Role of additional sequences

To determine whether enhanced repression of HO was due to a discrete sequence outside of the canonical PUF binding sites, we created chimeric reporters using the HO and CIN8 3′UTRs. Sequences from the HO 3′UTR were placed in the CIN8 3′UTR while maintaining the same spacing relative to the Puf5p binding site (Fig. 7B). Two sequences from the HO 3′UTR enhanced repression of the CIN8 reporter: segment A, containing the Puf4p site, and segment B. The contributions of segments A and B were not additive; when both A and B were combined in mutant CIN8-AB, the level of repression was equivalent to either mutation alone (ANOVA, P ≥ 0.9, Fig. 7B). None of the chimeric reporters were repressed as well as the wild-type HO reporter. Since CIN8-B was significantly more repressed than CIN8 alone, the sequence between the two PUF sites in the HO 3′UTR may be important for regulation.

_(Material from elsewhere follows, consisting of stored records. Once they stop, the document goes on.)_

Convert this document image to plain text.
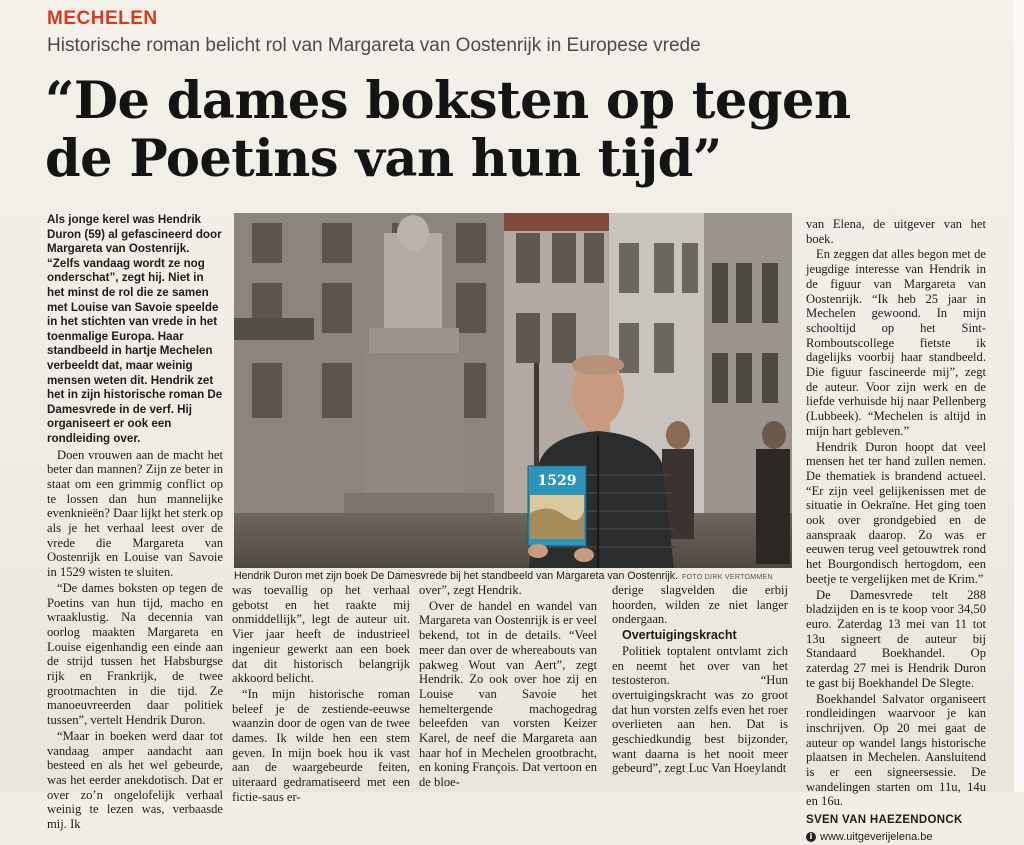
MECHELEN
Historische roman belicht rol van Margareta van Oostenrijk in Europese vrede
“De dames boksten op tegen
de Poetins van hun tijd”

Als jonge kerel was Hendrik Duron (59) al gefascineerd door Margareta van Oostenrijk. “Zelfs vandaag wordt ze nog onderschat”, zegt hij. Niet in het minst de rol die ze samen met Louise van Savoie speelde in het stichten van vrede in het toenmalige Europa. Haar standbeeld in hartje Mechelen verbeeldt dat, maar weinig mensen weten dit. Hendrik zet het in zijn historische roman De Damesvrede in de verf. Hij organiseert er ook een rondleiding over.

Doen vrouwen aan de macht het beter dan mannen? Zijn ze beter in staat om een grimmig conflict op te lossen dan hun mannelijke evenknieën? Daar lijkt het sterk op als je het verhaal leest over de vrede die Margareta van Oostenrijk en Louise van Savoie in 1529 wisten te sluiten.

“De dames boksten op tegen de Poetins van hun tijd, macho en wraaklustig. Na decennia van oorlog maakten Margareta en Louise eigenhandig een einde aan de strijd tussen het Habsburgse rijk en Frankrijk, de twee grootmachten in die tijd. Ze manoeuvreerden daar politiek tussen”, vertelt Hendrik Duron.

“Maar in boeken werd daar tot vandaag amper aandacht aan besteed en als het wel gebeurde, was het eerder anekdotisch. Dat er over zo’n ongelofelijk verhaal weinig te lezen was, verbaasde mij. Ik

1529
Hendrik Duron met zijn boek De Damesvrede bij het standbeeld van Margareta van Oostenrijk. FOTO DIRK VERTOMMEN

was toevallig op het verhaal gebotst en het raakte mij onmiddellijk”, legt de auteur uit. Vier jaar heeft de industrieel ingenieur gewerkt aan een boek dat dit historisch belangrijk akkoord belicht.

“In mijn historische roman beleef je de zestiende-eeuwse waanzin door de ogen van de twee dames. Ik wilde hen een stem geven. In mijn boek hou ik vast aan de waargebeurde feiten, uiteraard gedramatiseerd met een fictie-saus er-

over”, zegt Hendrik.

Over de handel en wandel van Margareta van Oostenrijk is er veel bekend, tot in de details. “Veel meer dan over de whereabouts van pakweg Wout van Aert”, zegt Hendrik. Zo ook over hoe zij en Louise van Savoie het hemeltergende machogedrag beleefden van vorsten Keizer Karel, de neef die Margareta aan haar hof in Mechelen grootbracht, en koning François. Dat vertoon en de bloe-

derige slagvelden die erbij hoorden, wilden ze niet langer ondergaan.

Overtuigingskracht

Politiek toptalent ontvlamt zich en neemt het over van het testosteron. “Hun overtuigingskracht was zo groot dat hun vorsten zelfs even het roer overlieten aan hen. Dat is geschiedkundig best bijzonder, want daarna is het nooit meer gebeurd”, zegt Luc Van Hoeylandt

van Elena, de uitgever van het boek.

En zeggen dat alles begon met de jeugdige interesse van Hendrik in de figuur van Margareta van Oostenrijk. “Ik heb 25 jaar in Mechelen gewoond. In mijn schooltijd op het Sint-Romboutscollege fietste ik dagelijks voorbij haar standbeeld. Die figuur fascineerde mij”, zegt de auteur. Voor zijn werk en de liefde verhuisde hij naar Pellenberg (Lubbeek). “Mechelen is altijd in mijn hart gebleven.”

Hendrik Duron hoopt dat veel mensen het ter hand zullen nemen. De thematiek is brandend actueel. “Er zijn veel gelijkenissen met de situatie in Oekraïne. Het ging toen ook over grondgebied en de aanspraak daarop. Zo was er eeuwen terug veel getouwtrek rond het Bourgondisch hertogdom, een beetje te vergelijken met de Krim.”

De Damesvrede telt 288 bladzijden en is te koop voor 34,50 euro. Zaterdag 13 mei van 11 tot 13u signeert de auteur bij Standaard Boekhandel. Op zaterdag 27 mei is Hendrik Duron te gast bij Boekhandel De Slegte.

Boekhandel Salvator organiseert rondleidingen waarvoor je kan inschrijven. Op 20 mei gaat de auteur op wandel langs historische plaatsen in Mechelen. Aansluitend is er een signeersessie. De wandelingen starten om 11u, 14u en 16u.

SVEN VAN HAEZENDONCK
i www.uitgeverijelena.be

An element in the HO 3′UTR

To identify sequences important for regulation in the HO 3′UTR, we analyzed transversion mutations covering 8–10-nucleotide (nt) blocks across the HO 3′UTR, excluding the two PUF sites. Segment E, ∼10 nt downstream from the Puf5p binding site, showed significant de-repression (Fig. 8). We further narrowed down the critical region by subdividing segment E into 3-nt blocks, labeled E1–E3 (Fig. 8). The first 3 nt in segment E were identified as the most important for enhanced Puf5p repression.

FIGURE 8.

FIGURE 8.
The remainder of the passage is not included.